La otra política que el régimen ha puesto en marcha ha sido la de vulnerar el imprescindible derecho de las personas de conocer las realidades de la pandemia. Por una parte, han puesto en práctica un plan que falsea los hechos y minimiza las cifras de lo que realmente ocurre. Quien haya seguido día a día los partes de los voceros, las declaraciones de otros funcionarios, los informes de las autoridades de los hospitales y los responsables de las áreas de salud, y confronte esa quincalla de datos con los testimonios de médicos, paramédicos, enfermos y trabajadores de los centros de salud, puede concluir por sí mismo que han montado un gigantesco programa de mentiras, un monstruo de mil cabezas en el que nadie cree, ni siquiera los propios activistas del PSUV. Han logrado que los datos sean risibles o simplemente carentes de utilidad.
La otra política ha sido la de perseguir a quienes informan. Se detiene a periodistas, médicos, paramédicos o a simples ciudadanos solo por informar de la pandemia o por compartir testimonio de experiencias propias o de familiares. El número de casos es cada día más abultado. Aunque la enfermedad afecta o amenaza la vida de todas las personas sin excepción, el militarismo pretende que no se hable de ella en público, que la pandemia de la COVID-19 sea envuelta en una pandemia de silencio. Pero, insisto, todo esto es en vano. No solo se sigue hablando e informando sobre el virus, sino que también los casos y sus víctimas continúan aumentando de forma sustancial.
Las declaraciones de médicos y expertos virólogos, el documento de la Academia de Ciencias Físicas, Matemáticas y Naturales –entidad que recibió amenazas del teniente Cabello–, las proyecciones que han hecho investigadores de las universidades nacionales, los reportes del equipo de salud de Juan Guaidó no se han equivocado. De hecho, las peores estimaciones han sido sobrepasadas. El virus campea a sus anchas y alcanza a los propios autores de las prohibiciones.
Las políticas de los generales para afrontar la COVID-19 –prohibir, paralizar, ocultar, inmovilizar, desinformar, falsear, detener, reprimir– no han producido resultado alguno, porque violan derechos humanos fundamentales y porque carecen de sustento en la realidad. Llevan consigo la pretensión de imponer un orden ajeno a los hechos y a las necesidades de las personas.
No funcionarán las medidas porque no hay un sistema sanitario que lo respalde. No hay hospitales con agua y con los mínimos recursos necesarios. No hay garantías de que habrá suministro eléctrico mientras los pacientes reciben atención en las escasas unidades de cuidados intensivos. No hay mascarillas, ni guantes, ni batas y gorros desechables, como tampoco desinfectantes, limpiadores y geles, ni mucho menos medicamentos que suministrar a los contagiados que logren ser ingresados.

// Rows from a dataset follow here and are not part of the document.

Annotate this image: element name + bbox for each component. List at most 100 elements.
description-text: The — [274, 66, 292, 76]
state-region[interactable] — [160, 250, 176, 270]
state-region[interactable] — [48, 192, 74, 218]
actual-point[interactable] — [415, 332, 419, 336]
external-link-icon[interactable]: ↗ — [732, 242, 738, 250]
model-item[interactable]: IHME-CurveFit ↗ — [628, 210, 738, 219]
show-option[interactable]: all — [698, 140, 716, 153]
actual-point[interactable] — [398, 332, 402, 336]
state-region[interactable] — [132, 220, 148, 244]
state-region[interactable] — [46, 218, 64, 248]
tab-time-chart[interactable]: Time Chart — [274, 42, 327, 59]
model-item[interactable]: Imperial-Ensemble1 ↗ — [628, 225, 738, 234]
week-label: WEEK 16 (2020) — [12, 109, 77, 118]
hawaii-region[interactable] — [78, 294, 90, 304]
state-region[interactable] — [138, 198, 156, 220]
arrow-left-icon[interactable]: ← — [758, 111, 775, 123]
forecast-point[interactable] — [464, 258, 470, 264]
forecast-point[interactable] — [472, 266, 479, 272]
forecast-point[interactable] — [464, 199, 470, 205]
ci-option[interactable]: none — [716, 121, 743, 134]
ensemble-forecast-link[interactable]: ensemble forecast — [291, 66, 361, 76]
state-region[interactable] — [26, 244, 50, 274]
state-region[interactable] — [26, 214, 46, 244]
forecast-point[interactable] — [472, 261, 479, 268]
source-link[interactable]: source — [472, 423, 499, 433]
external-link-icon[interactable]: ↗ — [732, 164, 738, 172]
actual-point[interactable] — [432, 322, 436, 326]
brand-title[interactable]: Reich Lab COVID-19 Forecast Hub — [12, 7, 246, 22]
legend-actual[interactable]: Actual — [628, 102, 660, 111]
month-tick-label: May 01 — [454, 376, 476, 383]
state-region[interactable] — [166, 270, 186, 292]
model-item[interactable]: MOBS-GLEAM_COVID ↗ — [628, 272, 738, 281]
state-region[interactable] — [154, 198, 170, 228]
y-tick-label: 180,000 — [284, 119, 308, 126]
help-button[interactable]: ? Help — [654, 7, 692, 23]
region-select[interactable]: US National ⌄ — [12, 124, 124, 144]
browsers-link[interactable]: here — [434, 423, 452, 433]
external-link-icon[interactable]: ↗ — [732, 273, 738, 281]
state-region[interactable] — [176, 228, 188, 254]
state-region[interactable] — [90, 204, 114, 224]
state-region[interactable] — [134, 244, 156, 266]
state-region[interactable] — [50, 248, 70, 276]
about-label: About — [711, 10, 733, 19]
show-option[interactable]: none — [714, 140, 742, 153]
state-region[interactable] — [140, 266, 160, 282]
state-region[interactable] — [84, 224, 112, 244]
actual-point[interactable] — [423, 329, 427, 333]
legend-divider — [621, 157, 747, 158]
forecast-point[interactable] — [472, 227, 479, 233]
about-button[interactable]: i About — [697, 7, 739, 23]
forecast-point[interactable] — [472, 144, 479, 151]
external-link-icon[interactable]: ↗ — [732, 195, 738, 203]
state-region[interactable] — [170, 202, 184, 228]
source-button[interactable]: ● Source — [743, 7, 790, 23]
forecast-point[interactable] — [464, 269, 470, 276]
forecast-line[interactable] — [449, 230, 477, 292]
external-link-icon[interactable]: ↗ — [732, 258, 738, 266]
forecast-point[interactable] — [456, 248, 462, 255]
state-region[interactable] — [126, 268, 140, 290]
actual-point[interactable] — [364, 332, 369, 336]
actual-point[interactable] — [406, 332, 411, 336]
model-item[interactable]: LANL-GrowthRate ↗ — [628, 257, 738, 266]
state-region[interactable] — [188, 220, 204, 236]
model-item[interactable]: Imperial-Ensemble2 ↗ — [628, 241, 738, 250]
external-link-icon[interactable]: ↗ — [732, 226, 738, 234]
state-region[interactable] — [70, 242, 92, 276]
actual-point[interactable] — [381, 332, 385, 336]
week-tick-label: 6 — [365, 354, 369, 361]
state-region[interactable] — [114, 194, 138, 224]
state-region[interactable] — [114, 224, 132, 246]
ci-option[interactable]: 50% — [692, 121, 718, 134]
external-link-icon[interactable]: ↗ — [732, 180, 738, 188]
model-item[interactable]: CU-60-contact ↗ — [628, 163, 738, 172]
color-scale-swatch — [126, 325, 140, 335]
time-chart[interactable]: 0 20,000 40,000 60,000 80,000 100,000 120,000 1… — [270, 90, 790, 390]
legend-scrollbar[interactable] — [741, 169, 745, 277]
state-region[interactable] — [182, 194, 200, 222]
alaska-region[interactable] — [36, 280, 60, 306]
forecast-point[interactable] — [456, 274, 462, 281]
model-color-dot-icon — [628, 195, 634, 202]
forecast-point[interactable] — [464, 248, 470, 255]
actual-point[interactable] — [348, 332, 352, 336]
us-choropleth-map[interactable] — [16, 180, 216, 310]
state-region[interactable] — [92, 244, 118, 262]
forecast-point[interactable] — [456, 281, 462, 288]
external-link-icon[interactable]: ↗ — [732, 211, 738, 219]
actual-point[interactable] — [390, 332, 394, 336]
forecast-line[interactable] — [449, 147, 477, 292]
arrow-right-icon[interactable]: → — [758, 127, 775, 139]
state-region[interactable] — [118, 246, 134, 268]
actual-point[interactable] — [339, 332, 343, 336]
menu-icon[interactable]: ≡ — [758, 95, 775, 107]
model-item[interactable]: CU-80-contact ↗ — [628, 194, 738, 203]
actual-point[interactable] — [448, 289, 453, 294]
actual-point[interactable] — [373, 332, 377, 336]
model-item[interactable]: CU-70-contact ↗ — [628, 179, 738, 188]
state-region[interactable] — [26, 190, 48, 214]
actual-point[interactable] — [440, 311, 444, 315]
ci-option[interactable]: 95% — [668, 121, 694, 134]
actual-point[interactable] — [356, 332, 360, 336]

Tampoco hay ese bien esencial, y el más primordial de todos, que es el propósito en la alta jerarquía del régimen militar de salvar vidas al costo que sea. No hay solidaridad, ni empatía con el sufrimiento de las familias, ni les importa la situación de hambre creciente ni mucho menos entienden por qué padres y madres están obligados a salir de sus casas todos los días en búsqueda de algo de comida. Todo eso está fuera de su campo de intereses. Por eso instruyen a los cuerpos armados a que paralicen y silencien el país, para así obtener la tranquilidad necesaria que les permita seguir robando, sin que nada perturbe el objetivo de engordar el botín.